Imperator Caesar Gaius Iulius Verus Maximinus Pius Felix Invictus Augustus Augustus 235 – 238 AD

Born: 172 (or 3) AD in Thrace
Date of Accession: March 235 AD
Died: Murdered April 238 AD at Aquileia

Governors of Britannia during his reign:

  • Claudius Appellinus (or) 235 AD
    Calvisius Rufus (or)
    Valerius Crescens Fulvianus
  • Tuccianus 235 – 237 AD
  • Maecilius Fuscus 238 AD

Maximinus Thrax (the Thracian) was a common soldier, who by the time of Alexander Severus German campaigns of 235 AD had risen to high rank through natural ability. At the time he was in charge of the training camp for the waves of new recruits drafted into service for the German campaigns.

These troops were fiercely loyal to Maximinus, preferring his soldierly western style to the weak vacillating style of the young Emperor Alexander Severus who appeared to lurk in the shadow of his domineering Syrian mother. The army wanted a leader who would fight their enemies, something Alexander Severus would not do to the army’s satisfaction.
When the troops hailed Maximinus as Emperor, Severus’s fate was sealed, and he was murdered along with his mother a few days later at Vicus Britannicus (modern Bretzenheim).

Maximinus Thrax

Maximinus was a large man, rumoured to be eight foot six inches tall, though a more realistic six foot eight inches better reflects the anatomical reality.
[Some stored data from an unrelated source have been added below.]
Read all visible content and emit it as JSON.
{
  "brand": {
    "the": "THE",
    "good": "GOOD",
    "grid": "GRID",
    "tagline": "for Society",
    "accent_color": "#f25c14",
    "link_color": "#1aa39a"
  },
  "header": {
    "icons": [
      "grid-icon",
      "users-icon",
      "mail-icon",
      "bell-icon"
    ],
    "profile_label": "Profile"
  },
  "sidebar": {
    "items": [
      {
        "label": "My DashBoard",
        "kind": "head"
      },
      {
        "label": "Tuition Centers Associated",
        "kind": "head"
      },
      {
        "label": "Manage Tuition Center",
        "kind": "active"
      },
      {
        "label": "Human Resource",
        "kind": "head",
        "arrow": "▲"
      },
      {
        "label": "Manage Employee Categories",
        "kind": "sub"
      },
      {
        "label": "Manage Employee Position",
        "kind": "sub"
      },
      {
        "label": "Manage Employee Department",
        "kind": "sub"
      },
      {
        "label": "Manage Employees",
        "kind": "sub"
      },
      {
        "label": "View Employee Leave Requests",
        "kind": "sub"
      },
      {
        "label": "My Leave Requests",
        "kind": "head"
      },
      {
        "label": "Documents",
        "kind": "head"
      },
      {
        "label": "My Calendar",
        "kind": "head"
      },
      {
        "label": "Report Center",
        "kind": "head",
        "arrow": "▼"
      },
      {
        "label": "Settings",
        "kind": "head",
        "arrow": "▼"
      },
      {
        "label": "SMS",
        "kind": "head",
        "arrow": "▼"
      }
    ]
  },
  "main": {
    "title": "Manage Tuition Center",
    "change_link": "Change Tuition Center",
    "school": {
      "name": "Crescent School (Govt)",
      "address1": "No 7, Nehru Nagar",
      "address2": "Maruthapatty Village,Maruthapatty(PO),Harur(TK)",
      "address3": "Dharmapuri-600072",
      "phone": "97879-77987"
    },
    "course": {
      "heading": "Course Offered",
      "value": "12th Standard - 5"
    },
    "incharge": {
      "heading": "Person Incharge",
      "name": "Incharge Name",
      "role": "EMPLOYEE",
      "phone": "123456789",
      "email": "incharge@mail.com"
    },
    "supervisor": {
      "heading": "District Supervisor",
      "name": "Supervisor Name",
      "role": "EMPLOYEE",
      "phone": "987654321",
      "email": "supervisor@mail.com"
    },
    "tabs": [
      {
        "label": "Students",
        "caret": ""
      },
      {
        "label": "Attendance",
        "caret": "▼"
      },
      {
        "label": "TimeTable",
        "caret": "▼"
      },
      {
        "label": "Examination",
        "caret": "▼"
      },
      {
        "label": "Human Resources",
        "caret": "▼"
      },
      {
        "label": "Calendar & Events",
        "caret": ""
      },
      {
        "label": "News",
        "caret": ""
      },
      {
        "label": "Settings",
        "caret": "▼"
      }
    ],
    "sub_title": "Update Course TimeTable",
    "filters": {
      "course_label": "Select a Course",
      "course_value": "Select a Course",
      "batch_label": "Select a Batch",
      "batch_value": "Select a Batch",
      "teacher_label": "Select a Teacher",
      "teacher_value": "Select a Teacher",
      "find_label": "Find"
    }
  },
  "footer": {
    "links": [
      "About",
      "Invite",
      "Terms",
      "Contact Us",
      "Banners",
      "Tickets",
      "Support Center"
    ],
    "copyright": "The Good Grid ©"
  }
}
He spent all his years as Emperor with the army, successfully fighting Germans in the Taunus and Württemberg regions, before campaigning against the Dacians and Sarmatians on the Danube front.
These operations were enormously expensive, and it is likely this cost which drove the Senatorial class – once the frontiers were secured – to attempt to replace him with their own kind.
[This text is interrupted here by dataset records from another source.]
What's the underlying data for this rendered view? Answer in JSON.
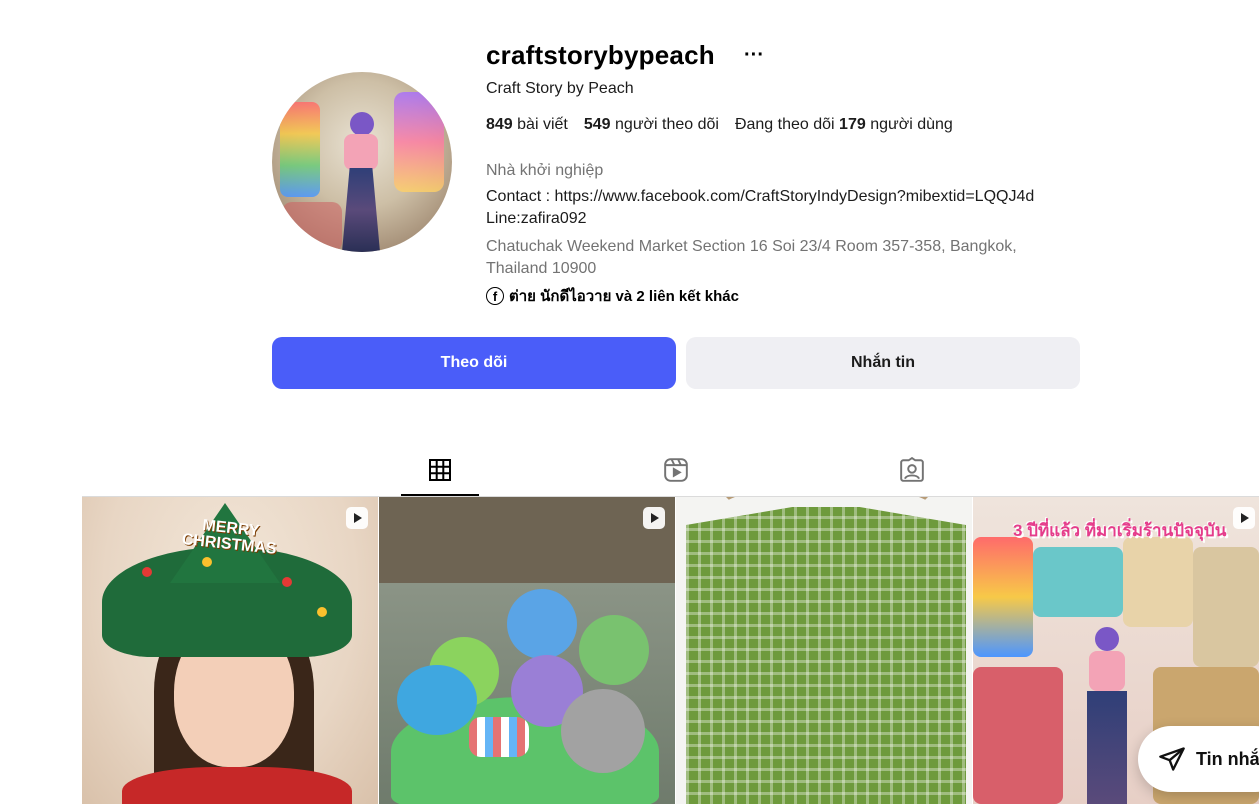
{
  "profile": {
    "username": "craftstorybypeach",
    "more_label": "···",
    "full_name": "Craft Story by Peach",
    "stats": {
      "posts_count": "849",
      "posts_label": "bài viết",
      "followers_count": "549",
      "followers_label": "người theo dõi",
      "following_prefix": "Đang theo dõi",
      "following_count": "179",
      "following_label": "người dùng"
    },
    "category": "Nhà khởi nghiệp",
    "bio_line1": "Contact : https://www.facebook.com/CraftStoryIndyDesign?mibextid=LQQJ4d",
    "bio_line2": "Line:zafira092",
    "address": "Chatuchak Weekend Market Section 16 Soi 23/4 Room 357-358, Bangkok, Thailand 10900",
    "links_text": "ต่าย นักดีไอวาย và 2 liên kết khác",
    "link_icon": "facebook-icon"
  },
  "actions": {
    "follow_label": "Theo dõi",
    "message_label": "Nhắn tin"
  },
  "tabs": [
    {
      "name": "posts",
      "icon": "grid-icon",
      "active": true
    },
    {
      "name": "reels",
      "icon": "reels-icon",
      "active": false
    },
    {
      "name": "tagged",
      "icon": "tagged-icon",
      "active": false
    }
  ],
  "grid": {
    "tile1_hat_text": "MERRY CHRISTMAS",
    "tile4_caption": "3 ปีที่แล้ว ที่มาเริ่มร้านปัจจุบัน"
  },
  "floating": {
    "messages_label": "Tin nhắn"
  },
  "colors": {
    "primary_button": "#4a5df9",
    "secondary_button": "#efeff3",
    "muted_text": "#737373"
  }
}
First to rise to the challenge were father and son patrician Gordion I and Gordion II in Tunisia. On their failure the Senate hurriedly appointed the ex Consuls Pupienus and Balbinus to front their open challenge to Maximinus.

Maximinus immediately moved to confront them but was stalled before the walls of the Italian city of Aquileia on the north Italian Adriatic. The siege did not progress well, the city refusing offers of amnesty and unity of purpose in Maximinus army failed before the city’s stubborn defence.

Maximinus’s Italian troops, disheartened by this lack of support in their homeland turned on Maximinus, and murdered him and his son in the camp before Aquileia.